Maelivia se tourna instantanément vers Grua.

— On se reproduit comment, nous les humains ? demanda-t-elle.

Grua écarquillait les yeux et observait Nicophène avec un respect mâtiné de curiosité et de peur, comme si elle prenait conscience pour la première fois de la monstruosité de la créature, à la fois aigle, et lion, et kangourou, et je ne sais quoi encore… Munie de deux têtes, deux ailes, une queue, une poche ventrale, un bec, des pinces, et une crinière. Créature qui lui donnait une leçon magistrale dans le domaine où elle exerçait et excellait depuis des années, celui des manipulations du vivant, des bouturages et des croisements divers.

Elle ne répondit pas. Têtue, Maelivia réitéra sa question.

— Un problème à la fois, jeune fille. Continuez Nicophène. Elle avait adopté le vouvoiement en signe de respect.

Boudeuse, Maelivia ne prêta qu’une attention distraite à la suite des explications.

— Par scissiparité. Je me reproduis par scissiparité, précisa Nicophène. Les branches d’ADN du chronk et les miennes vont s’apparier en fonction du hasard et ce, au sein de plusieurs cellules déjà présentes au fond de ma poche.

— Comment ça, les branches d’ADN du chronk ? l’interrompit Grua qui avait peur de comprendre. Quel chronk ?

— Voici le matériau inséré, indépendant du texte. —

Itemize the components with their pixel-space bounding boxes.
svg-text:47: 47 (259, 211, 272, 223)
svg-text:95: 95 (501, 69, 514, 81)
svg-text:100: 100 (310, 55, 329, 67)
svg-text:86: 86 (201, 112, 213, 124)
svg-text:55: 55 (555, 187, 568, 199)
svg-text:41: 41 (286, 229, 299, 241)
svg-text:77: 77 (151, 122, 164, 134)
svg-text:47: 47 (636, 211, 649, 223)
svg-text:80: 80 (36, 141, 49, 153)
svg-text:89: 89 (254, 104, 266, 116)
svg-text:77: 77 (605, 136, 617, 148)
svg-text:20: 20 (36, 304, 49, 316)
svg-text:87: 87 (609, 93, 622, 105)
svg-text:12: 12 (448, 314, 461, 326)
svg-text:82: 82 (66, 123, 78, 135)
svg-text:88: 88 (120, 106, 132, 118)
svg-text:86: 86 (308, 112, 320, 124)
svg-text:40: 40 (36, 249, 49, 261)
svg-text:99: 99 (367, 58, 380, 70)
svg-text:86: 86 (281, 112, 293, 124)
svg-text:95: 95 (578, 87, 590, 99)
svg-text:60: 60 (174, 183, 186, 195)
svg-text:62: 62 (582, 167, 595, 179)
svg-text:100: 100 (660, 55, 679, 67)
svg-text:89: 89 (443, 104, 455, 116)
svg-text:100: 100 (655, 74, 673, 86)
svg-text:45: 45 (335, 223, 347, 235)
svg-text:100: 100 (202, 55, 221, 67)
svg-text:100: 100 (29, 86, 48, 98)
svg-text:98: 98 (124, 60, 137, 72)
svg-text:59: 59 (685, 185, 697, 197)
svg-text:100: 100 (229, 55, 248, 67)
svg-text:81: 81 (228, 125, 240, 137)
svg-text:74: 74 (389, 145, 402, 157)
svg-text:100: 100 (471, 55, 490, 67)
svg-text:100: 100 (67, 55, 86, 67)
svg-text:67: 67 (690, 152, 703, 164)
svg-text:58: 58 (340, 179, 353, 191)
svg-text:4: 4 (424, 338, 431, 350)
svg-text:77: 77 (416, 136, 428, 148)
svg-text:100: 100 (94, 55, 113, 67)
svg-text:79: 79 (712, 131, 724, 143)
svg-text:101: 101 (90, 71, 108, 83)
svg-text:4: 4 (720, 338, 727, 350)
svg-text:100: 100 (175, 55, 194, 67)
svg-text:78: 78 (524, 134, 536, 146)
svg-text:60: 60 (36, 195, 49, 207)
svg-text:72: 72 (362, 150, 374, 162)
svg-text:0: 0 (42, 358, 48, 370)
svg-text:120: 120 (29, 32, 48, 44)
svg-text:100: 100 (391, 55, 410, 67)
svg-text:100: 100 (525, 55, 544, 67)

— Le tien, précisa Maelivia qui n’aimait pas laisser une question en suspens.

— Quelles cellules ? s’exclama Grua craignant d’avoir compris.

— Celle des nicophons, compléta-t-elle en haussant dédaigneusement les épaules. Grua était décidément longue à la détente pour un esprit scientifique.

— Quoi ! Comment ? répéta-t-elle plusieurs fois.

— Exactement comme on t’a dit tout à l’heure, lui asséna Maelivia. Nicophène va avoir des bébés, plein de petits nicophons.


Eberluée, c’était ça. Elle était littéralement éberluée. Grua ne pouvait plus réagir. Elle se demanda ce qu’avait pu ressentir Khalaba à s’occuper seule, et certainement contre tous, de cette gamine. Elle entendait aussi en elle une petite voix qui lui répétait que ce n’était pas seulement la journée qui serait longue et pénible, mais aussi les jours, les semaines et les mois à venir. Elle aurait vraiment besoin de la présence de Gruo pour surmonter et analyser tout ça. Il avait une aptitude à appréhender le désordre qui lui faisait défaut et qu’elle redoutait d’avoir à acquérir à ses risques et périls sur cette île.

Maelivia, jugeant que Grua ne lui était plus d’aucun intérêt pour approfondir sa réflexion, se tourna vers Nicophène.

— Alors, comme ça, tu viens de Laborantina, mais tu ne sais pas vraiment où c’est, ni quand ça commence. Tu es une créature mais les peuples des plaines ourlées t’ont épargné… Nicophène, j’ai l’impression qu’il te reste beaucoup de choses à me dire, conclut-elle avec autorité.